Credit Suisse on Thursday said it plans to halve the emissions intensity of investments across its investment funds by the end of the decade, and would increase its focus on high-emitting companies.
In a “Climate Action Plan” released on Thursday, Credit Suisse said its 2030 target translated into an annual reduction in emissions intensity of 6 per cent a year compared to a 2019 baseline, without using carbon credits to offset emissions.
Emissions intensity, for an asset manager, refers to emissions per dollar of assets held.

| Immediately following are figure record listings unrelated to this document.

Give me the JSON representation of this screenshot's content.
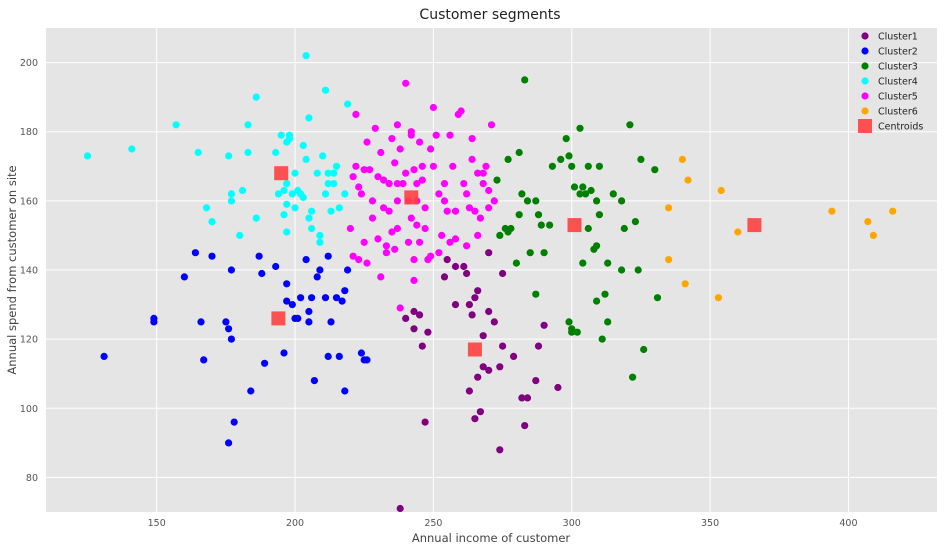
{
  "chart_data": {
    "type": "scatter",
    "title": "Customer segments",
    "xlabel": "Annual income of customer",
    "ylabel": "Annual spend from customer on site",
    "xlim": [
      110,
      432
    ],
    "ylim": [
      70,
      210
    ],
    "xticks": [
      150,
      200,
      250,
      300,
      350,
      400
    ],
    "yticks": [
      80,
      100,
      120,
      140,
      160,
      180,
      200
    ],
    "grid": true,
    "legend_position": "top-right",
    "series": [
      {
        "name": "Cluster1",
        "color": "#800080",
        "points": [
          [
            238,
            71
          ],
          [
            240,
            126
          ],
          [
            245,
            127
          ],
          [
            243,
            123
          ],
          [
            248,
            122
          ],
          [
            246,
            118
          ],
          [
            243,
            128
          ],
          [
            247,
            96
          ],
          [
            255,
            143
          ],
          [
            254,
            138
          ],
          [
            258,
            141
          ],
          [
            261,
            141
          ],
          [
            263,
            130
          ],
          [
            258,
            130
          ],
          [
            265,
            132
          ],
          [
            264,
            127
          ],
          [
            262,
            139
          ],
          [
            266,
            109
          ],
          [
            263,
            105
          ],
          [
            265,
            97
          ],
          [
            268,
            121
          ],
          [
            270,
            128
          ],
          [
            268,
            112
          ],
          [
            270,
            111
          ],
          [
            272,
            125
          ],
          [
            275,
            118
          ],
          [
            274,
            112
          ],
          [
            274,
            88
          ],
          [
            267,
            99
          ],
          [
            270,
            145
          ],
          [
            275,
            139
          ],
          [
            279,
            115
          ],
          [
            282,
            103
          ],
          [
            284,
            103
          ],
          [
            283,
            95
          ],
          [
            287,
            108
          ],
          [
            288,
            118
          ],
          [
            290,
            124
          ],
          [
            295,
            106
          ],
          [
            266,
            134
          ]
        ]
      },
      {
        "name": "Cluster2",
        "color": "#0000ff",
        "points": [
          [
            131,
            115
          ],
          [
            149,
            126
          ],
          [
            149,
            125
          ],
          [
            160,
            138
          ],
          [
            164,
            145
          ],
          [
            166,
            125
          ],
          [
            167,
            114
          ],
          [
            170,
            144
          ],
          [
            175,
            125
          ],
          [
            176,
            123
          ],
          [
            177,
            140
          ],
          [
            177,
            120
          ],
          [
            178,
            96
          ],
          [
            176,
            90
          ],
          [
            184,
            105
          ],
          [
            187,
            144
          ],
          [
            188,
            139
          ],
          [
            189,
            113
          ],
          [
            193,
            141
          ],
          [
            196,
            116
          ],
          [
            197,
            136
          ],
          [
            197,
            131
          ],
          [
            199,
            130
          ],
          [
            200,
            126
          ],
          [
            201,
            126
          ],
          [
            202,
            132
          ],
          [
            204,
            143
          ],
          [
            205,
            128
          ],
          [
            205,
            125
          ],
          [
            206,
            132
          ],
          [
            207,
            108
          ],
          [
            208,
            138
          ],
          [
            209,
            140
          ],
          [
            211,
            132
          ],
          [
            212,
            144
          ],
          [
            213,
            125
          ],
          [
            212,
            115
          ],
          [
            215,
            132
          ],
          [
            216,
            115
          ],
          [
            217,
            131
          ],
          [
            218,
            105
          ],
          [
            219,
            140
          ],
          [
            218,
            134
          ],
          [
            224,
            116
          ],
          [
            225,
            114
          ],
          [
            226,
            114
          ]
        ]
      },
      {
        "name": "Cluster3",
        "color": "#008000",
        "points": [
          [
            283,
            195
          ],
          [
            281,
            174
          ],
          [
            277,
            172
          ],
          [
            276,
            152
          ],
          [
            277,
            151
          ],
          [
            278,
            152
          ],
          [
            281,
            156
          ],
          [
            282,
            162
          ],
          [
            284,
            160
          ],
          [
            285,
            145
          ],
          [
            287,
            133
          ],
          [
            287,
            160
          ],
          [
            288,
            156
          ],
          [
            289,
            153
          ],
          [
            290,
            145
          ],
          [
            292,
            153
          ],
          [
            293,
            170
          ],
          [
            296,
            172
          ],
          [
            298,
            178
          ],
          [
            299,
            173
          ],
          [
            300,
            170
          ],
          [
            301,
            164
          ],
          [
            299,
            125
          ],
          [
            300,
            123
          ],
          [
            300,
            122
          ],
          [
            303,
            162
          ],
          [
            304,
            164
          ],
          [
            305,
            162
          ],
          [
            303,
            181
          ],
          [
            306,
            170
          ],
          [
            307,
            163
          ],
          [
            308,
            146
          ],
          [
            309,
            147
          ],
          [
            310,
            170
          ],
          [
            310,
            156
          ],
          [
            309,
            131
          ],
          [
            312,
            133
          ],
          [
            311,
            120
          ],
          [
            313,
            125
          ],
          [
            315,
            162
          ],
          [
            318,
            160
          ],
          [
            319,
            152
          ],
          [
            321,
            182
          ],
          [
            323,
            154
          ],
          [
            325,
            172
          ],
          [
            326,
            117
          ],
          [
            330,
            169
          ],
          [
            331,
            132
          ],
          [
            322,
            109
          ],
          [
            302,
            122
          ],
          [
            304,
            142
          ],
          [
            306,
            152
          ],
          [
            273,
            166
          ],
          [
            274,
            150
          ],
          [
            280,
            142
          ],
          [
            309,
            160
          ],
          [
            318,
            140
          ],
          [
            324,
            140
          ],
          [
            313,
            142
          ]
        ]
      },
      {
        "name": "Cluster4",
        "color": "#00ffff",
        "points": [
          [
            125,
            173
          ],
          [
            141,
            175
          ],
          [
            157,
            182
          ],
          [
            165,
            174
          ],
          [
            168,
            158
          ],
          [
            170,
            154
          ],
          [
            176,
            173
          ],
          [
            177,
            162
          ],
          [
            177,
            160
          ],
          [
            180,
            150
          ],
          [
            183,
            174
          ],
          [
            183,
            182
          ],
          [
            186,
            190
          ],
          [
            186,
            155
          ],
          [
            193,
            174
          ],
          [
            194,
            162
          ],
          [
            195,
            179
          ],
          [
            196,
            163
          ],
          [
            196,
            156
          ],
          [
            197,
            165
          ],
          [
            197,
            151
          ],
          [
            197,
            177
          ],
          [
            198,
            178
          ],
          [
            198,
            179
          ],
          [
            199,
            162
          ],
          [
            200,
            158
          ],
          [
            200,
            168
          ],
          [
            201,
            163
          ],
          [
            202,
            162
          ],
          [
            203,
            161
          ],
          [
            204,
            172
          ],
          [
            205,
            184
          ],
          [
            205,
            155
          ],
          [
            206,
            157
          ],
          [
            206,
            152
          ],
          [
            208,
            168
          ],
          [
            209,
            150
          ],
          [
            209,
            148
          ],
          [
            210,
            173
          ],
          [
            211,
            192
          ],
          [
            212,
            168
          ],
          [
            211,
            162
          ],
          [
            212,
            165
          ],
          [
            213,
            157
          ],
          [
            214,
            165
          ],
          [
            214,
            168
          ],
          [
            215,
            170
          ],
          [
            216,
            158
          ],
          [
            218,
            162
          ],
          [
            219,
            188
          ],
          [
            204,
            202
          ],
          [
            203,
            176
          ],
          [
            197,
            159
          ],
          [
            181,
            163
          ]
        ]
      },
      {
        "name": "Cluster5",
        "color": "#ff00ff",
        "points": [
          [
            220,
            152
          ],
          [
            221,
            144
          ],
          [
            221,
            167
          ],
          [
            222,
            170
          ],
          [
            222,
            185
          ],
          [
            223,
            164
          ],
          [
            223,
            143
          ],
          [
            224,
            162
          ],
          [
            225,
            169
          ],
          [
            225,
            148
          ],
          [
            226,
            177
          ],
          [
            226,
            142
          ],
          [
            227,
            169
          ],
          [
            228,
            160
          ],
          [
            228,
            155
          ],
          [
            230,
            167
          ],
          [
            230,
            149
          ],
          [
            231,
            138
          ],
          [
            232,
            166
          ],
          [
            232,
            158
          ],
          [
            233,
            147
          ],
          [
            234,
            165
          ],
          [
            234,
            157
          ],
          [
            235,
            178
          ],
          [
            235,
            151
          ],
          [
            236,
            171
          ],
          [
            237,
            165
          ],
          [
            237,
            160
          ],
          [
            237,
            152
          ],
          [
            238,
            175
          ],
          [
            238,
            129
          ],
          [
            239,
            165
          ],
          [
            240,
            194
          ],
          [
            240,
            168
          ],
          [
            241,
            160
          ],
          [
            241,
            148
          ],
          [
            242,
            180
          ],
          [
            242,
            155
          ],
          [
            243,
            143
          ],
          [
            243,
            137
          ],
          [
            244,
            165
          ],
          [
            244,
            160
          ],
          [
            244,
            153
          ],
          [
            245,
            177
          ],
          [
            246,
            170
          ],
          [
            247,
            158
          ],
          [
            247,
            152
          ],
          [
            248,
            143
          ],
          [
            249,
            144
          ],
          [
            250,
            187
          ],
          [
            250,
            170
          ],
          [
            251,
            179
          ],
          [
            252,
            162
          ],
          [
            253,
            150
          ],
          [
            254,
            165
          ],
          [
            255,
            157
          ],
          [
            256,
            148
          ],
          [
            257,
            170
          ],
          [
            258,
            157
          ],
          [
            259,
            185
          ],
          [
            260,
            186
          ],
          [
            261,
            165
          ],
          [
            262,
            162
          ],
          [
            263,
            158
          ],
          [
            264,
            178
          ],
          [
            265,
            157
          ],
          [
            266,
            150
          ],
          [
            267,
            155
          ],
          [
            268,
            168
          ],
          [
            269,
            170
          ],
          [
            270,
            158
          ],
          [
            270,
            163
          ],
          [
            271,
            182
          ],
          [
            272,
            160
          ],
          [
            246,
            166
          ],
          [
            252,
            145
          ],
          [
            262,
            147
          ],
          [
            264,
            172
          ],
          [
            268,
            165
          ],
          [
            229,
            181
          ],
          [
            256,
            179
          ],
          [
            236,
            146
          ],
          [
            254,
            160
          ],
          [
            243,
            169
          ],
          [
            231,
            174
          ],
          [
            237,
            182
          ],
          [
            242,
            179
          ],
          [
            245,
            148
          ],
          [
            233,
            145
          ],
          [
            258,
            149
          ],
          [
            266,
            168
          ],
          [
            249,
            175
          ]
        ]
      },
      {
        "name": "Cluster6",
        "color": "#ffa500",
        "points": [
          [
            335,
            158
          ],
          [
            335,
            143
          ],
          [
            340,
            172
          ],
          [
            341,
            136
          ],
          [
            342,
            166
          ],
          [
            353,
            132
          ],
          [
            354,
            163
          ],
          [
            360,
            151
          ],
          [
            394,
            157
          ],
          [
            407,
            154
          ],
          [
            409,
            150
          ],
          [
            416,
            157
          ]
        ]
      }
    ],
    "centroids": {
      "name": "Centroids",
      "color": "#ff4040",
      "points": [
        [
          195,
          168
        ],
        [
          194,
          126
        ],
        [
          242,
          161
        ],
        [
          265,
          117
        ],
        [
          301,
          153
        ],
        [
          366,
          153
        ]
      ]
    }
  }
}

Use of such a metric has faced criticism from some campaigners for being less rigorous than a target focused on “absolute” emissions reductions.
The 2030 target covers listed equities and corporate bonds, but does not include sovereign debt, cash, derivatives and private equity, Credit Suisse said, although it planned to increase the asset classes covered over time.
Assets covered by the target would initially total 224 billion Swiss francs ($237.14 billion), the company said, with 285 billion Swiss francs in assets in its investment funds currently not included in the target.
“Our clients have a growing appetite and expectation of us, and we are committed to incorporating greater environmental and social considerations into the decision-making process in our pursuit of net zero,” said Steven Bates, Head of Sustainability Analysis and Solutions, Wealth Management.
Going forward, Credit Suisse said it would assess the climate plans of 150-300 high-emitting companies, and focus talks on those in which it holds assets that have yet to set clear goals or a credible plan.
If they do not move quickly enough, Credit Suisse said it could vote against the board at company annual meetings or exclude the company from portfolios.
On thermal coal mining or coal-fired power generation, Credit Suisse said it would tighten the revenue threshold for exclusion from its portfolios from the current 20 per cent to 15 per cent by 2025 and 5 per cent by 2030.
It would also exclude companies making more than 5 per cent of revenues from Arctic oil and gas, or more than 10 per cent of revenues from oil sands, effective April 1, 2023.